Updated: Sep 6
EMIR refers to European Market Infrastructure Regulation, an EU regulation that has been in place since 2012 to monitor over the counter (OTC) derivatives markets. The European Securities and Markets Authority's Regulatory Fitness and Performance (REFIT) program is set to impact financial institutions and repositories that have an obligation to report derivatives, specifically the reporting of data, the reconciliation and validation of Critical Data Elements (CDE), data access by competent authorities and the registration of TRs.
In December 2022, The European Securities and Markets Authority (ESMA) published the guidelines and technical documentation for the EMIR Refit which some are referring to as EMIR 3.0. The refit aims to “further enhance the harmonisation and standardisation of reporting under EMIR”, which supports both EMIR’s main purpose of monitoring systemic risk as well as containing costs for market participants and trade repositories.
The EMIR Refit is set to go live the 29th of April 2024 in Europe and the 30th of September 2024 for the United Kingdom. These rules will apply to EU and UK counterparties from 2024 for both new and outstanding derivatives transactions.

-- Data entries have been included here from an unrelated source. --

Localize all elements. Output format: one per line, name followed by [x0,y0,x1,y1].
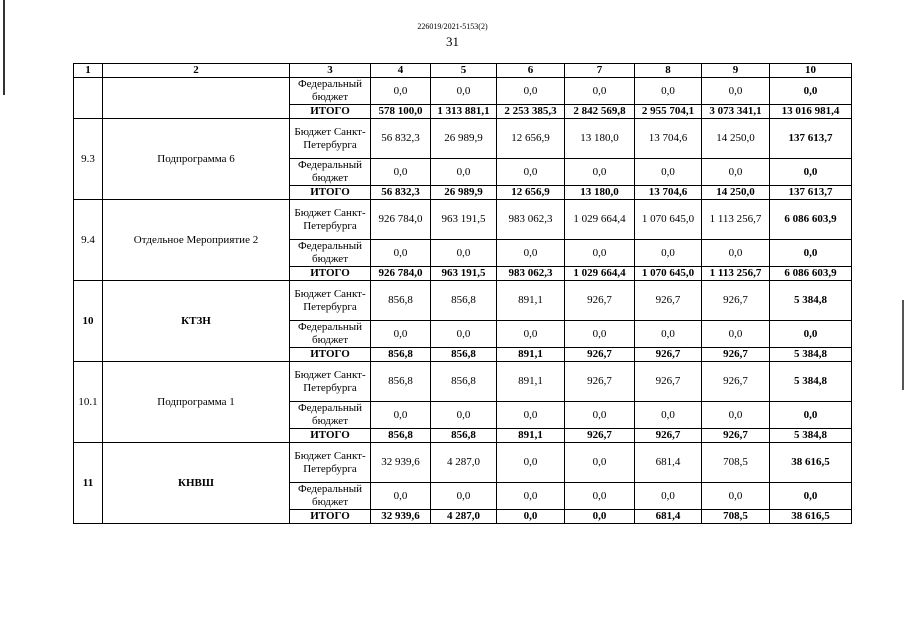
value-cell: 0,0 [371,402,431,429]
value-cell: 0,0 [497,510,565,524]
value-cell: 0,0 [635,240,702,267]
value-cell: 0,0 [702,78,770,105]
value-cell: 0,0 [565,321,635,348]
row-number: 10 [74,281,103,362]
value-cell: 2 842 569,8 [565,105,635,119]
value-cell: 0,0 [497,321,565,348]
value-cell: 1 313 881,1 [431,105,497,119]
value-cell: 26 989,9 [431,119,497,159]
value-cell: 0,0 [371,159,431,186]
column-header: 10 [770,64,852,78]
value-cell: 0,0 [702,402,770,429]
funding-source: Бюджет Санкт-Петербурга [290,362,371,402]
value-cell: 26 989,9 [431,186,497,200]
value-cell: 0,0 [565,78,635,105]
header-row [74,64,852,78]
value-cell: 926,7 [565,281,635,321]
column-header: 9 [702,64,770,78]
budget-table [73,63,852,524]
value-cell: 0,0 [565,240,635,267]
value-cell: 137 613,7 [770,119,852,159]
value-cell: 0,0 [565,443,635,483]
value-cell: 963 191,5 [431,200,497,240]
value-cell: 5 384,8 [770,281,852,321]
value-cell: 14 250,0 [702,119,770,159]
value-cell: 926,7 [635,362,702,402]
funding-source: Федеральный бюджет [290,159,371,186]
value-cell: 13 704,6 [635,186,702,200]
column-header: 5 [431,64,497,78]
value-cell: 0,0 [635,402,702,429]
value-cell: 0,0 [431,159,497,186]
value-cell: 4 287,0 [431,510,497,524]
value-cell: 0,0 [497,240,565,267]
table-row [74,281,852,321]
value-cell: 0,0 [565,402,635,429]
row-number [74,78,103,119]
value-cell: 0,0 [497,443,565,483]
value-cell: 0,0 [431,402,497,429]
value-cell: 578 100,0 [371,105,431,119]
value-cell: 856,8 [371,429,431,443]
value-cell: 983 062,3 [497,267,565,281]
value-cell: 926 784,0 [371,267,431,281]
value-cell: 1 070 645,0 [635,267,702,281]
value-cell: 13 180,0 [565,119,635,159]
table-row [74,78,852,105]
funding-source: ИТОГО [290,267,371,281]
value-cell: 926,7 [565,348,635,362]
value-cell: 13 180,0 [565,186,635,200]
value-cell: 1 113 256,7 [702,200,770,240]
row-number: 10.1 [74,362,103,443]
value-cell: 1 029 664,4 [565,200,635,240]
value-cell: 2 253 385,3 [497,105,565,119]
row-number: 11 [74,443,103,524]
value-cell: 0,0 [702,483,770,510]
funding-source: Федеральный бюджет [290,321,371,348]
value-cell: 4 287,0 [431,443,497,483]
value-cell: 0,0 [635,483,702,510]
funding-source: Федеральный бюджет [290,78,371,105]
value-cell: 6 086 603,9 [770,200,852,240]
value-cell: 5 384,8 [770,348,852,362]
value-cell: 926,7 [635,281,702,321]
value-cell: 38 616,5 [770,510,852,524]
value-cell: 926,7 [702,362,770,402]
table-row [74,200,852,240]
funding-source: Федеральный бюджет [290,240,371,267]
value-cell: 12 656,9 [497,119,565,159]
value-cell: 32 939,6 [371,510,431,524]
budget-table-body [74,64,852,524]
value-cell: 3 073 341,1 [702,105,770,119]
value-cell: 0,0 [565,510,635,524]
value-cell: 926 784,0 [371,200,431,240]
value-cell: 0,0 [702,240,770,267]
value-cell: 1 113 256,7 [702,267,770,281]
value-cell: 0,0 [635,159,702,186]
funding-source: ИТОГО [290,348,371,362]
value-cell: 32 939,6 [371,443,431,483]
value-cell: 1 029 664,4 [565,267,635,281]
value-cell: 13 704,6 [635,119,702,159]
program-name: Отдельное Мероприятие 2 [103,200,290,281]
value-cell: 891,1 [497,362,565,402]
scan-edge-right [902,300,904,390]
table-row [74,443,852,483]
program-name: Подпрограмма 6 [103,119,290,200]
value-cell: 926,7 [702,348,770,362]
column-header: 3 [290,64,371,78]
value-cell: 0,0 [565,483,635,510]
funding-source: Бюджет Санкт-Петербурга [290,119,371,159]
column-header: 7 [565,64,635,78]
value-cell: 891,1 [497,429,565,443]
funding-source: Бюджет Санкт-Петербурга [290,281,371,321]
funding-source: Федеральный бюджет [290,402,371,429]
value-cell: 0,0 [770,402,852,429]
value-cell: 926,7 [702,281,770,321]
value-cell: 856,8 [431,362,497,402]
value-cell: 0,0 [431,321,497,348]
value-cell: 856,8 [431,348,497,362]
funding-source: Бюджет Санкт-Петербурга [290,443,371,483]
value-cell: 0,0 [770,483,852,510]
funding-source: ИТОГО [290,105,371,119]
value-cell: 56 832,3 [371,119,431,159]
value-cell: 0,0 [371,78,431,105]
funding-source: ИТОГО [290,186,371,200]
value-cell: 14 250,0 [702,186,770,200]
program-name: КНВШ [103,443,290,524]
funding-source: ИТОГО [290,510,371,524]
value-cell: 2 955 704,1 [635,105,702,119]
program-name: КТЗН [103,281,290,362]
value-cell: 12 656,9 [497,186,565,200]
value-cell: 891,1 [497,348,565,362]
value-cell: 856,8 [371,348,431,362]
program-name [103,78,290,119]
value-cell: 0,0 [431,240,497,267]
value-cell: 0,0 [431,483,497,510]
row-number: 9.4 [74,200,103,281]
value-cell: 926,7 [635,429,702,443]
value-cell: 0,0 [770,240,852,267]
value-cell: 891,1 [497,281,565,321]
value-cell: 856,8 [371,362,431,402]
value-cell: 5 384,8 [770,362,852,402]
value-cell: 0,0 [565,159,635,186]
column-header: 1 [74,64,103,78]
page-number: 31 [446,34,459,49]
column-header: 4 [371,64,431,78]
value-cell: 926,7 [635,348,702,362]
column-header: 2 [103,64,290,78]
value-cell: 137 613,7 [770,186,852,200]
value-cell: 708,5 [702,510,770,524]
funding-source: Федеральный бюджет [290,483,371,510]
value-cell: 13 016 981,4 [770,105,852,119]
value-cell: 0,0 [702,321,770,348]
value-cell: 708,5 [702,443,770,483]
value-cell: 926,7 [702,429,770,443]
column-header: 6 [497,64,565,78]
value-cell: 0,0 [702,159,770,186]
value-cell: 963 191,5 [431,267,497,281]
value-cell: 0,0 [431,78,497,105]
value-cell: 6 086 603,9 [770,267,852,281]
value-cell: 5 384,8 [770,429,852,443]
funding-source: Бюджет Санкт-Петербурга [290,200,371,240]
value-cell: 0,0 [371,240,431,267]
document-id: 226019/2021-5153(2) [417,22,488,31]
value-cell: 926,7 [565,429,635,443]
value-cell: 983 062,3 [497,200,565,240]
value-cell: 0,0 [371,483,431,510]
value-cell: 856,8 [371,281,431,321]
value-cell: 0,0 [770,321,852,348]
value-cell: 0,0 [497,402,565,429]
value-cell: 0,0 [770,159,852,186]
value-cell: 0,0 [497,78,565,105]
value-cell: 926,7 [565,362,635,402]
row-number: 9.3 [74,119,103,200]
value-cell: 0,0 [497,159,565,186]
program-name: Подпрограмма 1 [103,362,290,443]
value-cell: 856,8 [431,429,497,443]
value-cell: 681,4 [635,443,702,483]
table-row [74,119,852,159]
value-cell: 0,0 [635,78,702,105]
value-cell: 0,0 [770,78,852,105]
value-cell: 56 832,3 [371,186,431,200]
table-row [74,362,852,402]
value-cell: 38 616,5 [770,443,852,483]
value-cell: 0,0 [635,321,702,348]
funding-source: ИТОГО [290,429,371,443]
value-cell: 856,8 [431,281,497,321]
value-cell: 1 070 645,0 [635,200,702,240]
value-cell: 0,0 [371,321,431,348]
value-cell: 0,0 [497,483,565,510]
value-cell: 681,4 [635,510,702,524]
column-header: 8 [635,64,702,78]
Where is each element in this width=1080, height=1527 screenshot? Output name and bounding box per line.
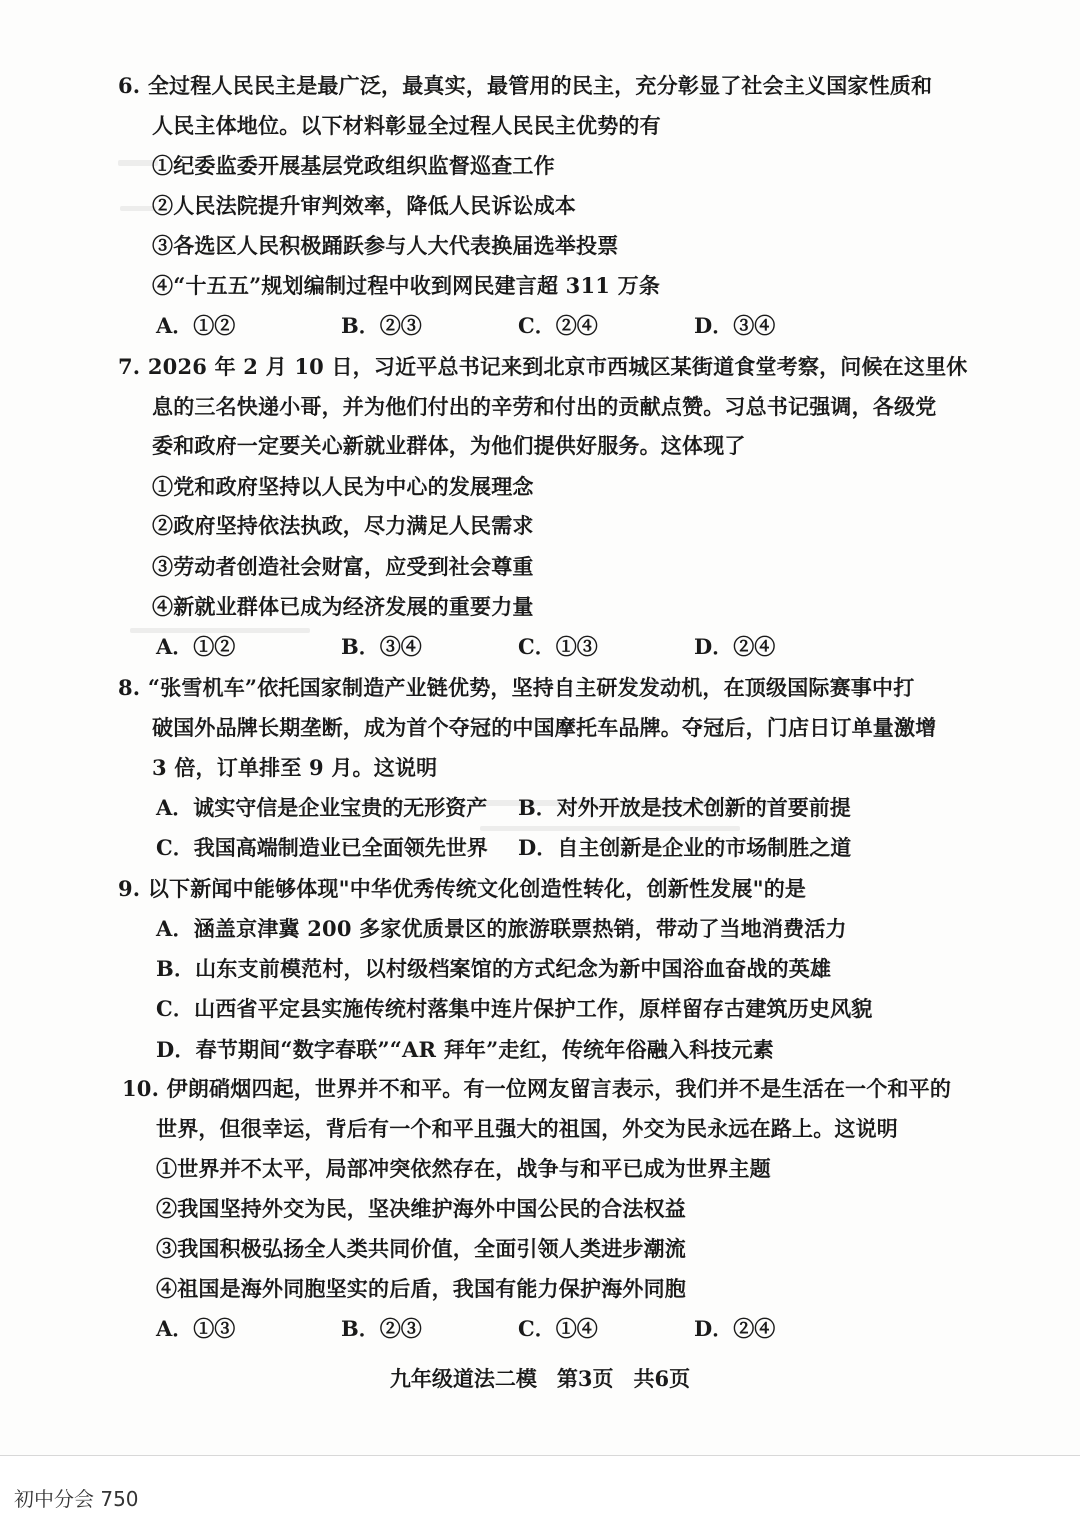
- q6-item-1: ①纪委监委开展基层党政组织监督巡查工作: [152, 153, 555, 178]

All counterparties will need to consider the impact of these new rules on their reporting systems, reporting agreements and internal procedures for identifying, remediating, and notifying regulators of reporting errors.
The countdown has begun – with just about eight months remaining until the European Market Infrastructure Regulation (EMIR) Refit comes into effect, market participants must prepare for a transformative shift in regulatory compliance. This article aims to provide invaluable insights, support, and a clear roadmap for those navigating the EMIR Refit journey. Our goal is to ensure that you are well-prepared to adapt to these regulatory changes seamlessly.
The EMIR Refit Timeline: The following should be completed by now or soonest.
Gap Analysis: It all starts with a comprehensive gap analysis. As of now, you should have a clear understanding of what adjustments are required within your existing technology, personnel, and processes. This phase is crucial as it defines the scope of change and sets the roadmap for its implementation. Any non-urgent matters that arise should be incorporated into your Refit plan.
Data Sourcing: Data is the lifeblood of regulatory reporting. If you find that you are unable to source all the required data, it's imperative to start developing plans on how to populate that data if it becomes mandatory. Pay close attention to conditional fields and their alignment with your workflows.
Furthermore, the below should either be ongoing or planned accordingly;
Third Party Integration - 1.5 months (09/23): If your firm relies on third-party service providers at any stage of your trading lifecycle, it's time to select your preferred vendor and finalize contracts. Additionally, consider whether UPI (Unique Product Identifier) licensing is required and ensure it's incorporated into your planning.
UAT Prep - 1.5 months (09/23): User Acceptance Testing (UAT) is a critical phase, and it's already open at key EU Trade Repositories (TRs). Larger firms should commence testing during the fall season. Given that year-end festivities can be distracting, completing a substantial portion of testing before this period is advisable.
Test Plan - 1-2 months (10/23): Develop a detailed plan and schedule for your testing activities. Ensure that teams dedicated to testing are well-versed in the upcoming changes and the implementation roadmap.
Testing - 2-3 months (11/23): By this stage, data should flow seamlessly end-to-end, from vendors, sources, and internal systems to the Trade Repository (TR) and back. The focus here is to execute your meticulously crafted test plan.
Accuracy - 5-6 months (01/24): Most of your high-priority flows should have undergone testing. It's time to assess the accuracy of your system's trade repository reports. While you may receive acceptances at the TR, it's important to remember that this doesn't necessarily reflect your internal systems. Addressing any defects at this point is prudent to avoid complications later in the project.
Preparing for Go Live - 7-8 months (03/24): As the go-live date approaches, prioritize defects by severity and assess what can be deferred until after the launch. Prepare your internal forums for potential regulatory notifications regarding post go-live fixes. Define handover and run books, and ensure that production teams are trained and well-versed in any outstanding issues.
Code Lockdown - 8.5 Months (03/24): It's crucial to lock down your code at least two weeks ahead of the go-live date. Any changes to the code after this point can be risky. Prepare to execute your run books.
Week Before Go Live: In the final stretch, remind global teams and service providers of the runbook plan. Ensure you have the right contacts in place for a smooth transition. Dedicate cross-functional staff for the weekend of April 27, the go-live date.
In addition to these practical steps, it's advisable to engage cross-functional teams periodically throughout the EMIR Refit project. Establish clear definitions of risks and ensure stakeholders have transparency on key milestones and deliverables. As the deadline draws nearer, best practice is periodic cross functional team engagement on the status of EMIR Refit.
Refit is setting new ground for transparency in regulatory reporting. The complexity of reporting rules will continue to grow, a combination of best-in-class technology and expertise will position organizations to rapidly address future requirements.